Here are my results from TimeDemo 1 recorded using FRAPS 2.9.8 Full

Doom 3 High Quality @ 800x600
   min: 21fps
   max: 91fps
   avg: 42.032fps

Doom 3 High Quality @ 1024x768
   min: 12fps
   max: 65fps
   avg: 29.060fps

Doom 3 Ultra Quality @ 1024x768
   min: 10fps
   max: 63fps
   avg: 27.265fps

OS was a fairly well used Vista 32bit, daily use, not fresh formatted.


----------



## gurujee (Feb 7, 2009)

nice review.


----------



## Ricky (Feb 28, 2009)

Battery ????


----------



## IronManForever (Feb 28, 2009)

Nice one. I think I have read reviews from you somewhere else too.


----------



## NoCashBob (Mar 2, 2009)

Ricky said:


> Battery ????



Battery is a 4400mAh 6 cell, balanced and surfing the net lasts about 2h30m-2h45m


----------



## Ricky (Mar 2, 2009)

Wht is your views regarding its heat..? Does it get heated too much ?


----------



## NoCashBob (Mar 11, 2009)

*Heat*

Heat hasn't been an issue yet, and I've use it on a bed where the vents are nearly obstructed, to on a table with full ventilation.
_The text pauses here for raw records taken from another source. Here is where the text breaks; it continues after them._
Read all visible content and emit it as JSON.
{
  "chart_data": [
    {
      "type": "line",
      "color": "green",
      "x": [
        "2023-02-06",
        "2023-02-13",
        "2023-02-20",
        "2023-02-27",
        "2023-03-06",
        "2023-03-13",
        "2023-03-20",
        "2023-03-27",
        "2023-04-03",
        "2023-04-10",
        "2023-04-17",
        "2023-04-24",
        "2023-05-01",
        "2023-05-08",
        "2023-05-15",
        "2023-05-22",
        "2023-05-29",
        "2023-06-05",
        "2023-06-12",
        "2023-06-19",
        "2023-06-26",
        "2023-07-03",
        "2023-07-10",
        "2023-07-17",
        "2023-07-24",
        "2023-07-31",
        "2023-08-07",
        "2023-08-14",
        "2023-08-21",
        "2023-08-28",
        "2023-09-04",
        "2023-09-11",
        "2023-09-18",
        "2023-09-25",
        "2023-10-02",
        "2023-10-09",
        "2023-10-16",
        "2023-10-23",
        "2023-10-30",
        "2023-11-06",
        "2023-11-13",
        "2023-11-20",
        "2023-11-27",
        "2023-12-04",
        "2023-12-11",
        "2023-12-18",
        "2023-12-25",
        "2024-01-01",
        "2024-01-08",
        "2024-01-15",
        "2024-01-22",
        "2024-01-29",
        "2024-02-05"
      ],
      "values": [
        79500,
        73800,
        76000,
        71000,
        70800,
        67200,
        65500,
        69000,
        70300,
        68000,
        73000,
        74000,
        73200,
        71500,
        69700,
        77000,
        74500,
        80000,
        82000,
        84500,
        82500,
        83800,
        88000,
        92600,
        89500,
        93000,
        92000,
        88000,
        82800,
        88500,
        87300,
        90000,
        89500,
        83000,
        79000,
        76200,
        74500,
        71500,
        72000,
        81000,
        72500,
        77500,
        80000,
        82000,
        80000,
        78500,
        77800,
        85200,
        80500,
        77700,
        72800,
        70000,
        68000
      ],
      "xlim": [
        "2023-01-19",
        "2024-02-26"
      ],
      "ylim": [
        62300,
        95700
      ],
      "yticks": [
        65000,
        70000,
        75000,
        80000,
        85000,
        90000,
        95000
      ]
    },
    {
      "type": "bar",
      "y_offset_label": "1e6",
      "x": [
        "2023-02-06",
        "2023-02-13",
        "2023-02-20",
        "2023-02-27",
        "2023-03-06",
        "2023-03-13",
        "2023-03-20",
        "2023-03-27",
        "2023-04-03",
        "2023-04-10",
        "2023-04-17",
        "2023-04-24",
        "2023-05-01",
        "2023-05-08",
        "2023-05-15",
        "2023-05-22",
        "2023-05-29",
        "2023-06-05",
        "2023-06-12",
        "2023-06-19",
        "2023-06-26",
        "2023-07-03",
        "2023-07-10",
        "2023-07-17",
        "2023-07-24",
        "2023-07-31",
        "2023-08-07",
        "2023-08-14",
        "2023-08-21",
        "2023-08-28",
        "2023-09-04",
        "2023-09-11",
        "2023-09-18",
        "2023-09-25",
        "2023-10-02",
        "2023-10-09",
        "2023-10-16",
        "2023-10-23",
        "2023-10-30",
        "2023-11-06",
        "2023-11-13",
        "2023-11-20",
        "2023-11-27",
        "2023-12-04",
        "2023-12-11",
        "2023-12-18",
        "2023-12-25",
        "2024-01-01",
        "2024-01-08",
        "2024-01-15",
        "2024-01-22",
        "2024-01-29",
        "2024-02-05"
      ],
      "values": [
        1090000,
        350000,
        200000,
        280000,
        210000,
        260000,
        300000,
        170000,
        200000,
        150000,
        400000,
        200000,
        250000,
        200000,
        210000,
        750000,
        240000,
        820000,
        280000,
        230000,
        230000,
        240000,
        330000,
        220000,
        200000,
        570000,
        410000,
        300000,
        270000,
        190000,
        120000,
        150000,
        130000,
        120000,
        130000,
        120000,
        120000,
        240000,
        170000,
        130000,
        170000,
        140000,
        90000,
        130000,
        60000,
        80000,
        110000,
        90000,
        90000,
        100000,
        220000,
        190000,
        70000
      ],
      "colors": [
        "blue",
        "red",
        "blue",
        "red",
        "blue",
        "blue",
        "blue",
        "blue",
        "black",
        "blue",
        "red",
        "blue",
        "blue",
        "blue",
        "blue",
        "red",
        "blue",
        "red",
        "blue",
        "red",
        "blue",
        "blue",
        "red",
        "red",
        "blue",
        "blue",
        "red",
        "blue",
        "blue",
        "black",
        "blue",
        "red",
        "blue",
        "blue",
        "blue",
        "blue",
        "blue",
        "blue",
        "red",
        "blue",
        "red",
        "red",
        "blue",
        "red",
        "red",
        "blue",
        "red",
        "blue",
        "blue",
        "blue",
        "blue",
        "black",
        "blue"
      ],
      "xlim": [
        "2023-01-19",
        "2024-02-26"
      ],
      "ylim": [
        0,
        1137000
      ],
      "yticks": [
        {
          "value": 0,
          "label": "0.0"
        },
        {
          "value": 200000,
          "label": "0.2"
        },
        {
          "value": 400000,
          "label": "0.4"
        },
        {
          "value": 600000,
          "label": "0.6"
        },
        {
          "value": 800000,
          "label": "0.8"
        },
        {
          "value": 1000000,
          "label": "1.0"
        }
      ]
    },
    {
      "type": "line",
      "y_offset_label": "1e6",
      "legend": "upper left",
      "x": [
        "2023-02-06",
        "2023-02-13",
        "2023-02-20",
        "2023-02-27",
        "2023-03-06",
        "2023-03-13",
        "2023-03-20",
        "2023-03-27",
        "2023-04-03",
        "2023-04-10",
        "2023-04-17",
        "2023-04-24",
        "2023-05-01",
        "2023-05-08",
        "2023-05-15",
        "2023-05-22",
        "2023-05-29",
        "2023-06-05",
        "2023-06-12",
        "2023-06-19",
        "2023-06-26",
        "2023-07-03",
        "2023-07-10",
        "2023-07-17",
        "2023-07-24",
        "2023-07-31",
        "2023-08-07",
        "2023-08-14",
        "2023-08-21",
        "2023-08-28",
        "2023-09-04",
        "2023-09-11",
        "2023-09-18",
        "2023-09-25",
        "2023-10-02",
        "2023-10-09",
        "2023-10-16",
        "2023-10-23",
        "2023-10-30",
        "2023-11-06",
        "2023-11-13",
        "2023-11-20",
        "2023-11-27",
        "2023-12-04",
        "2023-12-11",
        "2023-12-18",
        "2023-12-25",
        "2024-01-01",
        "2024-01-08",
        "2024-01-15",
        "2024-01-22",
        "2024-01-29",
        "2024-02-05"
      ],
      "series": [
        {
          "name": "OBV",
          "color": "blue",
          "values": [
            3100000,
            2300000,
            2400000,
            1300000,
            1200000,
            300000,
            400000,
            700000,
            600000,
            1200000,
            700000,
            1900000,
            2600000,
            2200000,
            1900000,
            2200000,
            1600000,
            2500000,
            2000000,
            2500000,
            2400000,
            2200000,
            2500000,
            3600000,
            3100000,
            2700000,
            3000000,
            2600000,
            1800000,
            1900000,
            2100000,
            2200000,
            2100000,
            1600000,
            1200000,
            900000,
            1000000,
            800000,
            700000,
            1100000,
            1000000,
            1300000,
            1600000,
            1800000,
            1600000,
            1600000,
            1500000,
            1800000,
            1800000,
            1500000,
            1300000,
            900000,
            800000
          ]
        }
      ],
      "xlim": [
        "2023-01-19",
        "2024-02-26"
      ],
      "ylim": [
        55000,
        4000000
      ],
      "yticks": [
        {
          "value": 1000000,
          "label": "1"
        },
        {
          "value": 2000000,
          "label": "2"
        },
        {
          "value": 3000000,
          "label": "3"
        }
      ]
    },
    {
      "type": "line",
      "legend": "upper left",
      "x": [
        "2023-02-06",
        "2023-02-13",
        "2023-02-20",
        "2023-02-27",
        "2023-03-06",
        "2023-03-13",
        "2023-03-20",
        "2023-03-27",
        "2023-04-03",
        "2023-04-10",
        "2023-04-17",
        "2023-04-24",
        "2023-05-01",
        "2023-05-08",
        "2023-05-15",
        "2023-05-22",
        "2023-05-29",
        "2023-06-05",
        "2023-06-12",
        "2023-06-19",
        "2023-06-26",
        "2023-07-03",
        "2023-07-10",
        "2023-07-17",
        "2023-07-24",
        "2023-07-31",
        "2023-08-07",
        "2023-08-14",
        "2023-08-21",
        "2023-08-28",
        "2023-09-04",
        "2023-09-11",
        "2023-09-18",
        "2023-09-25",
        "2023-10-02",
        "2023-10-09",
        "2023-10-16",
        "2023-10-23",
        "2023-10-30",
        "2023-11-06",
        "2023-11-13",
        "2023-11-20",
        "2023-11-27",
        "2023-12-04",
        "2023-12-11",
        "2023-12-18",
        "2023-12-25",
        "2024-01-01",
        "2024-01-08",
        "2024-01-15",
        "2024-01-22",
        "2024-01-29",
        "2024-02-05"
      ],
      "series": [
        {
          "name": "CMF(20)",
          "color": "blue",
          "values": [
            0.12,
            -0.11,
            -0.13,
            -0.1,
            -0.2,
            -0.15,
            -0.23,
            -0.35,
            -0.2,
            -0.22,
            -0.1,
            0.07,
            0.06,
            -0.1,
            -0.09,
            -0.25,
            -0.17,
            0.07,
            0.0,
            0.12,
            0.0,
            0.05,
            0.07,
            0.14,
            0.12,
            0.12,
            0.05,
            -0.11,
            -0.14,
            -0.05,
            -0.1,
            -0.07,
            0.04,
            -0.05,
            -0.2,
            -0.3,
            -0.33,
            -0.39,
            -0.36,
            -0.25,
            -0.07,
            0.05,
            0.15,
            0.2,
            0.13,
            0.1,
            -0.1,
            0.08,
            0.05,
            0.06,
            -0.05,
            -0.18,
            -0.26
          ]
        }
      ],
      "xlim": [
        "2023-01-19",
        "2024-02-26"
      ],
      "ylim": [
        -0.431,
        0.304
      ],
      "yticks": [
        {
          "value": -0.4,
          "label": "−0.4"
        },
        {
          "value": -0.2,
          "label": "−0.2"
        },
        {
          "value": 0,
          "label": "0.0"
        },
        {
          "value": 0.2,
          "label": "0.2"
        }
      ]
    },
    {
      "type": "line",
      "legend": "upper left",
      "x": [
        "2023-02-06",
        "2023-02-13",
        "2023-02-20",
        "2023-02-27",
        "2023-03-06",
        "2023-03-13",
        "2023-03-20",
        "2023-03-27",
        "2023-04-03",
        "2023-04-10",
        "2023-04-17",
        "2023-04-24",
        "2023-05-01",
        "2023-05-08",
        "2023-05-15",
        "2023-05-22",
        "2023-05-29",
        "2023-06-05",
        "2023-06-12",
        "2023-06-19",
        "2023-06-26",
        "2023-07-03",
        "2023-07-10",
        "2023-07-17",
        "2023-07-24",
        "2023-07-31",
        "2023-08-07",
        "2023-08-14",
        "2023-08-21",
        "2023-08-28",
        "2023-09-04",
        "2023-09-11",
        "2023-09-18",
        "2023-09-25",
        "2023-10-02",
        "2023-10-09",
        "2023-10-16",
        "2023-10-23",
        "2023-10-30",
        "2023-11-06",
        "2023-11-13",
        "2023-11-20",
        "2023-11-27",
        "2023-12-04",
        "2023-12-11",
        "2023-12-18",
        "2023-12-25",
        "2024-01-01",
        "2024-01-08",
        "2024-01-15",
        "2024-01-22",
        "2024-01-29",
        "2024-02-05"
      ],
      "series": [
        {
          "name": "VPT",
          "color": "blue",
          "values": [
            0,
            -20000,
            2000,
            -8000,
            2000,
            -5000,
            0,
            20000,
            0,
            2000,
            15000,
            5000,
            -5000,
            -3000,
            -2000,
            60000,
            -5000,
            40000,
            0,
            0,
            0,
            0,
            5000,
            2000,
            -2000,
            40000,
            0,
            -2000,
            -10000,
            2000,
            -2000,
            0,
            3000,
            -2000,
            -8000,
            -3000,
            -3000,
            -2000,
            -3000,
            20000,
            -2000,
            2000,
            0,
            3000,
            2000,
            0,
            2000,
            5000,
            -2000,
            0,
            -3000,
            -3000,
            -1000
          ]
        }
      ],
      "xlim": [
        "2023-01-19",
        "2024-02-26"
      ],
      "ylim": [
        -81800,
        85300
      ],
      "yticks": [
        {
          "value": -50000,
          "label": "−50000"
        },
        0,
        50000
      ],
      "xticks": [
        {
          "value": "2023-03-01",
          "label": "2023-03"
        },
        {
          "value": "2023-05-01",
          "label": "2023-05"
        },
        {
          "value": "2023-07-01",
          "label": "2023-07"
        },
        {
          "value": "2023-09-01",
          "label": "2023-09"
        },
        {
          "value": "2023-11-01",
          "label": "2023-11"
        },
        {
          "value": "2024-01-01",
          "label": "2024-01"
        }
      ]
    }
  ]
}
Good heat dissipation, warm on the lap when playing Titan Quest, but never uncomfortable.

Use discretion though, two hour Titan Quest binges while vents are blocked is a bad idea


----------



## desiibond (Mar 11, 2009)

really great review. I totally agree with you over VFM. my friend has 4520 and both rock. They have best VFM


----------